Liberisti a giorni alterni, anzi a passaporto alterno. Fanno i convegni, si eccitano per gli accordi di libero scambio che l’Unione Europea ha concluso o sta negoziando purché dall’altra parte ci sia un paese che viene percepito come povero ed arretrato. Vietnam, Bolivia, Paraguay, Nigeria, Cameroon, Perù: tutte nazioni che vanno bene, forse perché sono percepite come “controllabili“, cioè che l’Occidente riuscirà sempre a tenere sottomessi, obbligati a produrre scarpe, magliette e ventilatori o venderci petrolio e carne bovina. Ma non si azzardassero mai a diventare il prossimo paese leader mondiale nel settore macchine utensili, i treni ad alta velocità o le telecomunicazioni. 

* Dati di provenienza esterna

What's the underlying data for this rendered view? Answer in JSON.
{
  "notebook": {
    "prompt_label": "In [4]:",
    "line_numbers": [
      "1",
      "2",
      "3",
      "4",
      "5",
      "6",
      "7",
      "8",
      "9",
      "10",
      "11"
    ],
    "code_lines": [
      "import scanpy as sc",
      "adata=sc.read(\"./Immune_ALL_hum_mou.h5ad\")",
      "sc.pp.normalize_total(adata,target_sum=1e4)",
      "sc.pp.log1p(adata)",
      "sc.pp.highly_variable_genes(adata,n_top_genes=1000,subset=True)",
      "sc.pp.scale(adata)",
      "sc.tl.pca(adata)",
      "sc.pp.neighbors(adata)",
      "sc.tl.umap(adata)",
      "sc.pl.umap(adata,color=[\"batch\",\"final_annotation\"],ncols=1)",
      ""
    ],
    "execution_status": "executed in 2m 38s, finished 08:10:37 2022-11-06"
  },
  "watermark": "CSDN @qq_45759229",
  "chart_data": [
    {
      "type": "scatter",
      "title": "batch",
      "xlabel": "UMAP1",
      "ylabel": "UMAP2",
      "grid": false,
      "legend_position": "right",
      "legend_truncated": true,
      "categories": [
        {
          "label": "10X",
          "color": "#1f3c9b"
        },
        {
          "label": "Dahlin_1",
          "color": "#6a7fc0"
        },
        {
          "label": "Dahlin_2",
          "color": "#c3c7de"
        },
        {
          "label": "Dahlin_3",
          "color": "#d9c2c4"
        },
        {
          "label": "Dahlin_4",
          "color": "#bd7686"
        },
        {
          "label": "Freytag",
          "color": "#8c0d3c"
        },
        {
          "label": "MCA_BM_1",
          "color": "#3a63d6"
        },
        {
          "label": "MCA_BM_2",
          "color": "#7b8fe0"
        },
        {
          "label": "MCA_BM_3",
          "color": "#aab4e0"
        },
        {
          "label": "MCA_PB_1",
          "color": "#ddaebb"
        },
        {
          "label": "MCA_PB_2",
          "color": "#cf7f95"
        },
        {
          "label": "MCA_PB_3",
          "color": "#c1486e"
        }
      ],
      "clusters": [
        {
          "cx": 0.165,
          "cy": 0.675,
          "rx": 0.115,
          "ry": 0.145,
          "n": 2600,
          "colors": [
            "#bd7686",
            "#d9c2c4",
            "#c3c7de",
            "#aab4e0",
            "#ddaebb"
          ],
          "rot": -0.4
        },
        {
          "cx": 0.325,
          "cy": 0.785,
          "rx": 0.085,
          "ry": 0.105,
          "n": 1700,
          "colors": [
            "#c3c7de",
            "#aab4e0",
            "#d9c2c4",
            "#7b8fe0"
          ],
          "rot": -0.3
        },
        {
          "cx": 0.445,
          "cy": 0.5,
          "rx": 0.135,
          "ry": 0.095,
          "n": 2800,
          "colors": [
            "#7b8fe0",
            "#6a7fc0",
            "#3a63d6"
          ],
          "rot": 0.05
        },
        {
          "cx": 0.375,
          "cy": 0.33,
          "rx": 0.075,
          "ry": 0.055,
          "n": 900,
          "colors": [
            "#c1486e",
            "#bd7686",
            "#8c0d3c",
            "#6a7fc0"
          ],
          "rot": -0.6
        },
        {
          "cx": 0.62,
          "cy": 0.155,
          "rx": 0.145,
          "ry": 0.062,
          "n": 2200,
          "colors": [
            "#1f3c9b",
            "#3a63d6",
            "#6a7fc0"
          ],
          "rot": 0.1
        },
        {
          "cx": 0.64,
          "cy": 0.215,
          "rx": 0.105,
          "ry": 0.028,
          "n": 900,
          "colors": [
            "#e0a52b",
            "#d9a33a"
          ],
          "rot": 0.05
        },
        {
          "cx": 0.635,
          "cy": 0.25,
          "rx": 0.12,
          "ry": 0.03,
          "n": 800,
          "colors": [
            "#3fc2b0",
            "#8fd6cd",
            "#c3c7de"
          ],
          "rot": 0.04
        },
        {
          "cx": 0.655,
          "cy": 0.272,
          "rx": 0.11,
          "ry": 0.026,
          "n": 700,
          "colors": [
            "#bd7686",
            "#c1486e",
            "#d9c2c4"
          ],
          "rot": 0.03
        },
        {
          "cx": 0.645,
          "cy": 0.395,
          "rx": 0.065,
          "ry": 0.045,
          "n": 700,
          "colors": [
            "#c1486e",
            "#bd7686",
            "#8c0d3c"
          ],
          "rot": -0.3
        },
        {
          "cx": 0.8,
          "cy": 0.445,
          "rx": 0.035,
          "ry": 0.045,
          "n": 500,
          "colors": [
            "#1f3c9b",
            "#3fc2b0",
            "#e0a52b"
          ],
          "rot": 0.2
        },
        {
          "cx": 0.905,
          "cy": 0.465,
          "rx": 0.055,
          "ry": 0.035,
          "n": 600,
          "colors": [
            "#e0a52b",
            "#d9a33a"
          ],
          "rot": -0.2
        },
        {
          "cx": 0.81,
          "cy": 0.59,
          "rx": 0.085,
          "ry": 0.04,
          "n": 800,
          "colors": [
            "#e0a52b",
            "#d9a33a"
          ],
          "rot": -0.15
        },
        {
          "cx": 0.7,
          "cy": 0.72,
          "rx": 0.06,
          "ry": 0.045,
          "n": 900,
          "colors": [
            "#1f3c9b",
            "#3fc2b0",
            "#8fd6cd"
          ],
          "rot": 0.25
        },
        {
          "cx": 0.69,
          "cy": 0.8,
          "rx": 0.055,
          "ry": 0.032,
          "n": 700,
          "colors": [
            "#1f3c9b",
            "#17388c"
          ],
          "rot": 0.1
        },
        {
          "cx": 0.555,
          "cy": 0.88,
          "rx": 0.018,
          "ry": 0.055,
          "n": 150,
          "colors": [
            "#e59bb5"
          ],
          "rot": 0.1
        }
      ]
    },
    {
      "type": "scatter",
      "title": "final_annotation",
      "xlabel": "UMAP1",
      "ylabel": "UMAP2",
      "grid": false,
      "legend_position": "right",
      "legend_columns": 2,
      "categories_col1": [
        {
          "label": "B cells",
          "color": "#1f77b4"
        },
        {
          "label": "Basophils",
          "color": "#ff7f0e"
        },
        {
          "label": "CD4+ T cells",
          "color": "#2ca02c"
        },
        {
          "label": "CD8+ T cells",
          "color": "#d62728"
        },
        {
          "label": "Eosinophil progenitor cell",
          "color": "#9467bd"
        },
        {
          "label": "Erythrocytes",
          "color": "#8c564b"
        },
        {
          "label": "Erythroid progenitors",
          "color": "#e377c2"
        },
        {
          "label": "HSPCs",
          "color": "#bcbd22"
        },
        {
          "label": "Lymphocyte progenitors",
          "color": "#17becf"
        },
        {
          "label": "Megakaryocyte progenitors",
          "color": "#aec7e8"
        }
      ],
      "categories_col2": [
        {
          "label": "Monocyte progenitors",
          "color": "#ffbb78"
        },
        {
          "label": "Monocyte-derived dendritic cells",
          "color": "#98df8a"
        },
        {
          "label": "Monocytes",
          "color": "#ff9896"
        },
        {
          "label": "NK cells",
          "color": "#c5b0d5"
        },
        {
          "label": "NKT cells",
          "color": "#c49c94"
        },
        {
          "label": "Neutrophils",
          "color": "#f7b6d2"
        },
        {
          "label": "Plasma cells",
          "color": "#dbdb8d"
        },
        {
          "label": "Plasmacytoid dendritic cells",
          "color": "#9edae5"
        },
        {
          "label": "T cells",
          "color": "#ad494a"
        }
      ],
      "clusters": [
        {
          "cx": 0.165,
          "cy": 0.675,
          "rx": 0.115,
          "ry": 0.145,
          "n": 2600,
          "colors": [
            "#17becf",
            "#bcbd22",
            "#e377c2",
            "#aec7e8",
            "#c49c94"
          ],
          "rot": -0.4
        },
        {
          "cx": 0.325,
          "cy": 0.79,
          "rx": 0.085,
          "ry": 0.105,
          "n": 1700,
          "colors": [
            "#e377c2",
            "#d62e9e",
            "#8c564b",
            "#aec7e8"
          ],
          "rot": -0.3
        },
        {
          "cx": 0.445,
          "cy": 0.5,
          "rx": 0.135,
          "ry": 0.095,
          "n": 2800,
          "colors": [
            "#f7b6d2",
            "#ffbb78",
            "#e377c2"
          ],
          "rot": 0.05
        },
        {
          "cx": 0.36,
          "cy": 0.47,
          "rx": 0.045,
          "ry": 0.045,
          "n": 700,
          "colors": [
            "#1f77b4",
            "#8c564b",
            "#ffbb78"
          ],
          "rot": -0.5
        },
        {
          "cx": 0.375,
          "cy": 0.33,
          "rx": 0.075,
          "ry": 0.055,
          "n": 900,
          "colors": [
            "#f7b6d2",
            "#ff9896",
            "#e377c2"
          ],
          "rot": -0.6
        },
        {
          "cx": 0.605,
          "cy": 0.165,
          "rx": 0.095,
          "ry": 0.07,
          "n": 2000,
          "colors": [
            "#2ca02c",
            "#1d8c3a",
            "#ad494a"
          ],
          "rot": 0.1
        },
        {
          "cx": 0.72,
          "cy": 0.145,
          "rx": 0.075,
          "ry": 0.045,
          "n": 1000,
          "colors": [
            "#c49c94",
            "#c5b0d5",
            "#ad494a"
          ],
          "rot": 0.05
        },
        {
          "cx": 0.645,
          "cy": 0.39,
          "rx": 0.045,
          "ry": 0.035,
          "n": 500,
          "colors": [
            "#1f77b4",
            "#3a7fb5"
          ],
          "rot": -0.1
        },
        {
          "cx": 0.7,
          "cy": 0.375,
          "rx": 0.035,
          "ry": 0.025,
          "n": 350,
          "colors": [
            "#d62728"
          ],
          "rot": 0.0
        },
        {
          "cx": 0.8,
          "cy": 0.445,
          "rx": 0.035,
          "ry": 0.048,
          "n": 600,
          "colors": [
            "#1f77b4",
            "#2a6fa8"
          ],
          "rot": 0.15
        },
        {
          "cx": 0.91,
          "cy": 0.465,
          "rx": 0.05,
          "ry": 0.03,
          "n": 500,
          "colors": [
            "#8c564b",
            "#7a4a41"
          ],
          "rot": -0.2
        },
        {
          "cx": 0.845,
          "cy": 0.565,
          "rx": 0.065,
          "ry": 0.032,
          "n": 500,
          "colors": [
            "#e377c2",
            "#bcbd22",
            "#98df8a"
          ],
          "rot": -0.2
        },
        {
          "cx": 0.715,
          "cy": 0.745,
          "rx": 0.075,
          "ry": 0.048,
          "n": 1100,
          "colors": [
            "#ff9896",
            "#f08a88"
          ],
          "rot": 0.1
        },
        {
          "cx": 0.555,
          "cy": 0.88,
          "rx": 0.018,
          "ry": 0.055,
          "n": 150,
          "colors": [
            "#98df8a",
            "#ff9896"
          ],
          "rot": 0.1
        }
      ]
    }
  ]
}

Segregazione del mercato globale

Questa forma di segregazione del mercato globale per cui va tutto bene, la globalizzazione è una bella cosa purché noi, “Occidente” o come vogliamo chiamarlo restiamo all’avanguardia su tutto e gli altri producono solo roba da un euro al paio, fa molto più schifo del protezionismo. Perlomeno il protezionista odia tutti i prodotti esteri, indipendentemente da dove provengano, vuole “consumare italiano”, se ne frega del nostro export che invece tiene in piedi l’economia italiana e pensa che possiamo bloccare le importazioni senza interrompere le esportazioni. 

Il mondo dei protezionisti veri sarebbe molto più brutto e più povero per tutti. Ma quello dei liberisti a giorni alterni, quelli che guardano non alla capacità ma al passaporto di chi produce, investe, si fa – scusate – “il mazzo” per competere tutti i giorni sul mercato globale, e se è cinese non va bene, questo mondo è anche peggio.

Perché puzza di una cosa peggiore: si chiama discriminazione, condita da una buona dose di ipocrisia

*Con questo articolo comincia la sua collaborazione a Kissinger David Ricardo, si tratta di un alto funzionario che lavora in ambito intergovernativo il quale per il suo ruolo non può  essere identificato.